Ugh, I have a headache.

1 comment:

  1. I recently started reading your blog and was about to comment on a previous post about how similar our brothers seem, but took a look at this post and decided maybe it wasn’t the best timing. I know I’m a complete stranger and, while I’ve been in some very similar situations and can absolutely empathize, I’m not going to try and search for some cliché that one is supposed to say in occasions such as these. The reality is that your situation sucks, and there isn’t much anyone can say or do to change that. I know this probably isn’t one of the “polite niceties” Emily Post would advise, and I hope I don’t come across as insensitive. I just found that “it sucks” seemed to be the one thing that actually did make me feel better, both when my late husband was terminally ill three years ago, and then again when my dad died a few months ago.

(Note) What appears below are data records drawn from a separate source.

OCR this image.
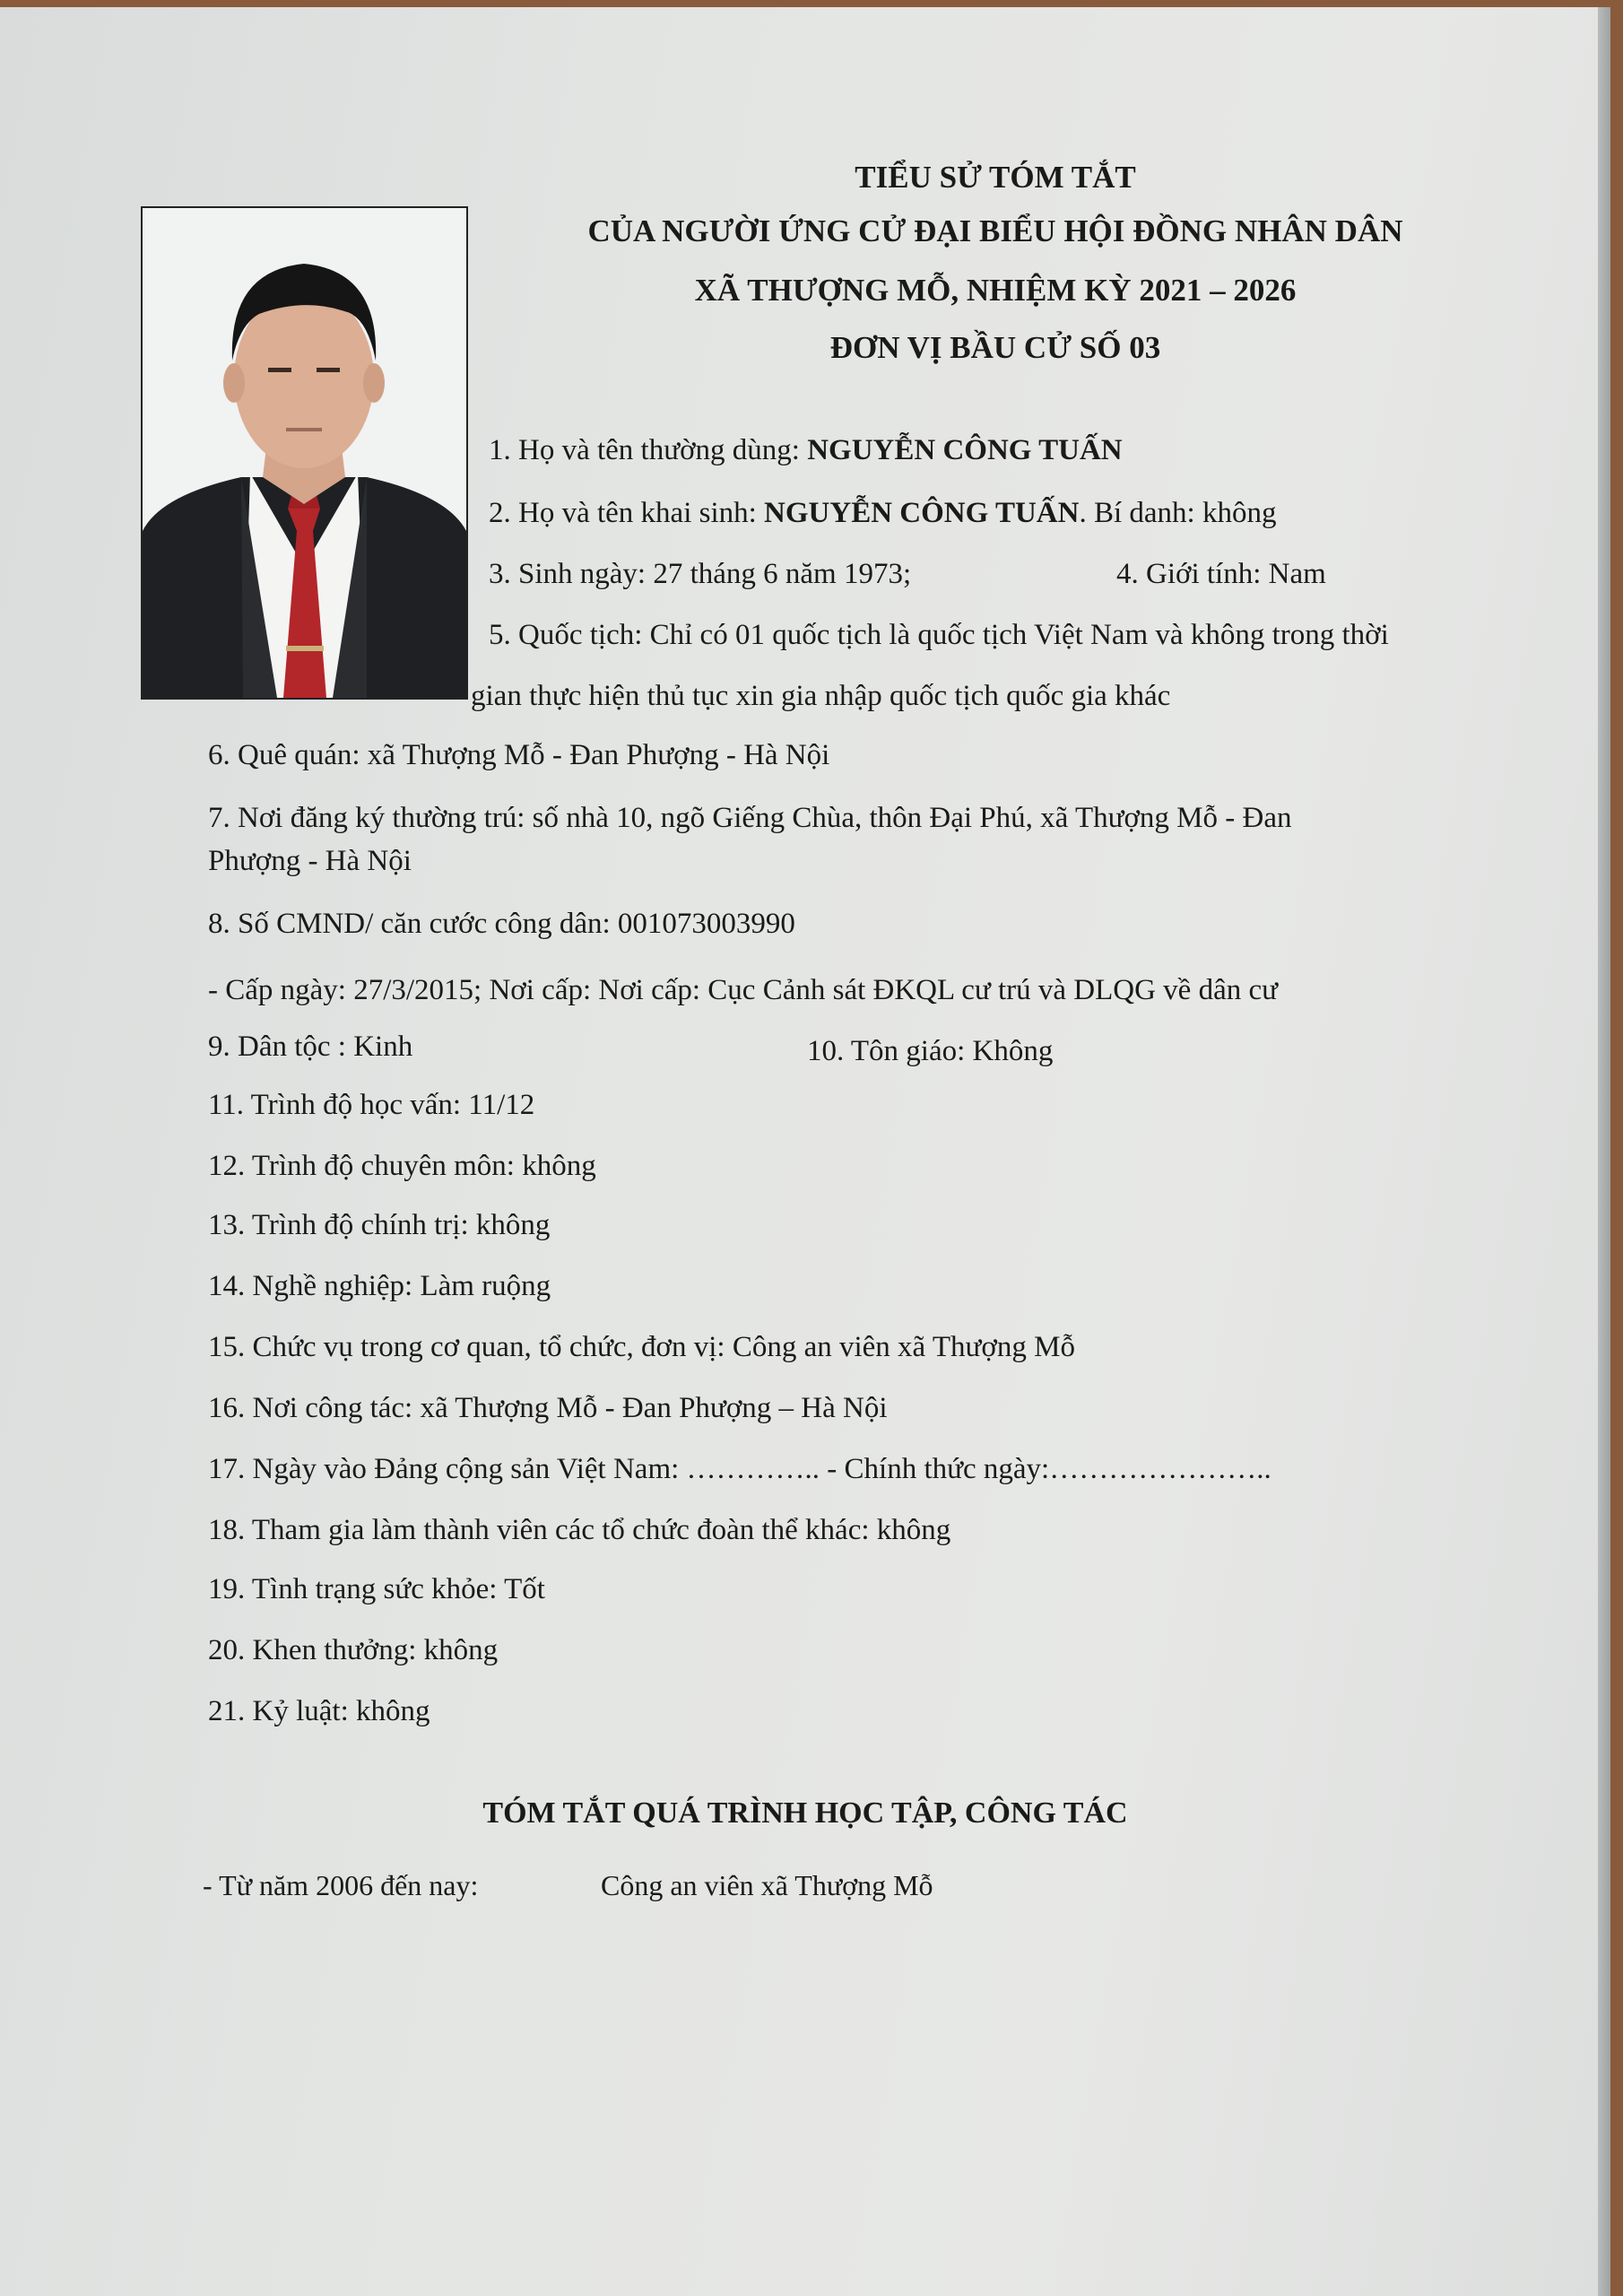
TIỂU SỬ TÓM TẮT
CỦA NGƯỜI ỨNG CỬ ĐẠI BIỂU HỘI ĐỒNG NHÂN DÂN
XÃ THƯỢNG MỖ, NHIỆM KỲ 2021 – 2026
ĐƠN VỊ BẦU CỬ SỐ 03
1. Họ và tên thường dùng: NGUYỄN CÔNG TUẤN
2. Họ và tên khai sinh: NGUYỄN CÔNG TUẤN. Bí danh: không
3. Sinh ngày: 27 tháng 6 năm 1973;	4. Giới tính: Nam
5. Quốc tịch: Chỉ có 01 quốc tịch là quốc tịch Việt Nam và không trong thời
gian thực hiện thủ tục xin gia nhập quốc tịch quốc gia khác
6. Quê quán: xã Thượng Mỗ - Đan Phượng - Hà Nội
7. Nơi đăng ký thường trú: số nhà 10, ngõ Giếng Chùa, thôn Đại Phú, xã Thượng Mỗ - Đan
Phượng - Hà Nội
8. Số CMND/ căn cước công dân: 001073003990
- Cấp ngày: 27/3/2015; Nơi cấp: Nơi cấp: Cục Cảnh sát ĐKQL cư trú và DLQG về dân cư
9. Dân tộc : Kinh	10. Tôn giáo: Không
11. Trình độ học vấn: 11/12
12. Trình độ chuyên môn: không
13. Trình độ chính trị: không
14. Nghề nghiệp: Làm ruộng
15. Chức vụ trong cơ quan, tổ chức, đơn vị: Công an viên xã Thượng Mỗ
16. Nơi công tác: xã Thượng Mỗ - Đan Phượng – Hà Nội
17. Ngày vào Đảng cộng sản Việt Nam: ………….. - Chính thức ngày:…………………..
18. Tham gia làm thành viên các tổ chức đoàn thể khác: không
19. Tình trạng sức khỏe: Tốt
20. Khen thưởng: không
21. Kỷ luật: không
TÓM TẮT QUÁ TRÌNH HỌC TẬP, CÔNG TÁC
- Từ năm 2006 đến nay:	Công an viên xã Thượng Mỗ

    It took me a long time not to feel a little guilty over my annoyance of comments of condolence that I found to be idiotic and/or straight out of the cheesiest Hallmark greeting card. I had a hard time not smacking anyone who said, “I’m sorry!”; however, I actually got some amusement out of the look on their faces when I smiled politely and replied, “So am I” (although I would add “…but thank you.” for sweet old ladies). That’s probably the phrase that irritated me the most because I wondered every single time I heard that, “Why? You didn’t cause his [leukemia/car accident].” I knew rationally that people really don’t know what to say, and reminding myself of that did help my sanity.

    The only advice I can give you is to be a little selfish right now. If you haven’t already figured this out, don’t feel rude if you give into the urge to lock yourself in the bathroom for an hour or take a nap when there’s a houseful of guests.